Joseph Messick, who received his master's degree from UB in 2002, took top honors at the competition, which was held from Dec. 29, 2002, to Jan. 2, 2003.
The project, an entirely freestanding storage loft built into available space in the College Street Gallery in Allentown, garnered Messick $250 and a feature in "CRiT," the AIAS magazine.
"People would look up and see all this wasted space, and they'd tell me that I should really get a loft," said Michael Mulley, owner of College Street Gallery.
Mulley said the loft, which provides a second story to the one-story gallery and can support 80 lbs. per square foot, has allowed him to store a large amount of equipment and supplies that he would not have been able to otherwise.
"It totally transformed the space," Mulley said. "(Messick) made a remarkable effort. It's a small wonder."
According to Associate Professor Dennis Andrejko, chairman of Messick's thesis committee, it was Messick's involvement during each step of the project - from planning to construction - that set Messick apart from other applicants and earned him the acclaim.
"(Messick's thesis work) transcends the normal process of investigation," Andrejko said. "By applying his plans, he gained added insight, knowledge and experience, which was invaluable."
Messick, who has worked for the last six years in the construction industry, not only designed the loft but also built it himself.
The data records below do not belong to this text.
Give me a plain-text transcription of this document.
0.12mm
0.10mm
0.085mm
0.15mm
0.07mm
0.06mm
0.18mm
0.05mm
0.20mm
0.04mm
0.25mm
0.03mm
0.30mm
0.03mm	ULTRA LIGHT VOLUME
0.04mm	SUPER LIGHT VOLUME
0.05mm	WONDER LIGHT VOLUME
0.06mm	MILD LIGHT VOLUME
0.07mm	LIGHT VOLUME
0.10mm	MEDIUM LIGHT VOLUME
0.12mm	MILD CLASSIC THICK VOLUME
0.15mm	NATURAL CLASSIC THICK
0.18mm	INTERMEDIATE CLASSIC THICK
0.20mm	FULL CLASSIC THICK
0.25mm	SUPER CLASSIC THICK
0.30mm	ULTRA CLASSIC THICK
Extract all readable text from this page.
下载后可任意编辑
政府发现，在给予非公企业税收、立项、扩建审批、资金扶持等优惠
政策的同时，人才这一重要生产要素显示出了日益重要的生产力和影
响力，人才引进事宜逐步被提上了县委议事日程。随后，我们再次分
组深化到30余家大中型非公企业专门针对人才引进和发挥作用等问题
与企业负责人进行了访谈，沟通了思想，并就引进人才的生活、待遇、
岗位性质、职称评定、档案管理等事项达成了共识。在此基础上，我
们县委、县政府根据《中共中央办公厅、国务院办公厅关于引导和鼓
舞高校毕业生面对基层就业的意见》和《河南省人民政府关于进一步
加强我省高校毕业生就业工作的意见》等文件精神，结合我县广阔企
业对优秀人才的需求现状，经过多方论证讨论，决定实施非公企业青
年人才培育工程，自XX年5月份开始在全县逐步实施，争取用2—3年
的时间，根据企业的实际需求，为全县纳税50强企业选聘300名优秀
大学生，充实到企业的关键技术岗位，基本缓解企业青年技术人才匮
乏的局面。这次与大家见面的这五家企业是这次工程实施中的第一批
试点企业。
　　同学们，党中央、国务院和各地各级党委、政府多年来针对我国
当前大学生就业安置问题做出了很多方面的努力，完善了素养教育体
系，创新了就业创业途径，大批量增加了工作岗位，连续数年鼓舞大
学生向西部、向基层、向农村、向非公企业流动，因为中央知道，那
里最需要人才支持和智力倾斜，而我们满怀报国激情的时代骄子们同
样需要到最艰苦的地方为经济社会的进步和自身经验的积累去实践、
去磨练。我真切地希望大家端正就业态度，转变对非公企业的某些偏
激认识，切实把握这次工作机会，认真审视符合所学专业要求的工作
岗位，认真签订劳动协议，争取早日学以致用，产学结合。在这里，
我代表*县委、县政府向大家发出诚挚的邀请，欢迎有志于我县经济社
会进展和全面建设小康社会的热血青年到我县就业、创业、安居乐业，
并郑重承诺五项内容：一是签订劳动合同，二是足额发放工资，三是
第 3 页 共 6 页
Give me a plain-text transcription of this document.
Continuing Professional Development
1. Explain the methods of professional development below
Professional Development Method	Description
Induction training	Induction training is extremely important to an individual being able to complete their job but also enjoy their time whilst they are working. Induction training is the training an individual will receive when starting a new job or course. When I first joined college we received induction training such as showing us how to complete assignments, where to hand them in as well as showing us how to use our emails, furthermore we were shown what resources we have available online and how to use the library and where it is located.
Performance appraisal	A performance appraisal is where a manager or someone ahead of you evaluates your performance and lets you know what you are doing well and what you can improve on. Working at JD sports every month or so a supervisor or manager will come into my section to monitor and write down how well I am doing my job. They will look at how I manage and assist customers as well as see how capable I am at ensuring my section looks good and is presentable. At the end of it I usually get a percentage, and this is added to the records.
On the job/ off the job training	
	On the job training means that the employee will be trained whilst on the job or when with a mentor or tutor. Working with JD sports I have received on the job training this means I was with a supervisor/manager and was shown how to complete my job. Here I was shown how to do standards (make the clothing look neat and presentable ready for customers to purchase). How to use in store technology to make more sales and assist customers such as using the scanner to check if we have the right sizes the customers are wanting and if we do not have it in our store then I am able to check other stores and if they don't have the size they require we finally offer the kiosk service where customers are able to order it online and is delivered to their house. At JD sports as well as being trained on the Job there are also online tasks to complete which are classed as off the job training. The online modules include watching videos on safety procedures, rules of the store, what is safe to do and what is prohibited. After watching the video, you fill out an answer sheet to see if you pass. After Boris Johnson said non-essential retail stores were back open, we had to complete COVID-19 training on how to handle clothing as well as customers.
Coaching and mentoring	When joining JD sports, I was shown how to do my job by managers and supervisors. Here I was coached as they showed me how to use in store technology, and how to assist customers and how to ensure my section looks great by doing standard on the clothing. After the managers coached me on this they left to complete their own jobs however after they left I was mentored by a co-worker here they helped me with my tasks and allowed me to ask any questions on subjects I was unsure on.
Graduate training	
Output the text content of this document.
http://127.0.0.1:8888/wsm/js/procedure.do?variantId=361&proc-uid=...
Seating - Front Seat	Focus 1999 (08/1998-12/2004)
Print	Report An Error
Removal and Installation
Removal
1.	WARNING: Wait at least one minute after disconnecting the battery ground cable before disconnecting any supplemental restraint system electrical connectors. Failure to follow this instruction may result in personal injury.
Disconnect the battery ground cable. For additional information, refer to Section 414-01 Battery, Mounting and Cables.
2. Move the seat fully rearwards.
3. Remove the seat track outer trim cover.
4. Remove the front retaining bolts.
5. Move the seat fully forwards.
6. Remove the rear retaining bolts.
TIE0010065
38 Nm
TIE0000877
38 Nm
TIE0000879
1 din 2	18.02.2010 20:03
Messick said the architect's job does not stop with blueprints.
"The architect really needs to be there at the end also," Messick said. "A set of plans can only tell so much about what the project is supposed to be about, and a lot of details are left up in the air at the end."
According to Mulley, Messick spent over four months and 2,000 hours working on the project, often working 20-hour days.
"You can graduate from the architecture program without actually building anything, just by drafting and planning," Mulley said. "So Joe really went above and beyond with this loft."
According to Andrejko, the intense level of work was one of the challenging aspects of the loft project.
"It required an arduous effort from many perspectives because of the trials and tribulations involved, because of the design-build aspect (of the project)," said Andrejko.
Messick said that ultimately the project was not only the culmination of his work at UB, but a way to combine his work in construction and his studies in architecture.
"I never realized it was an actual possibility that an architect would actually be doing this type of work," he said.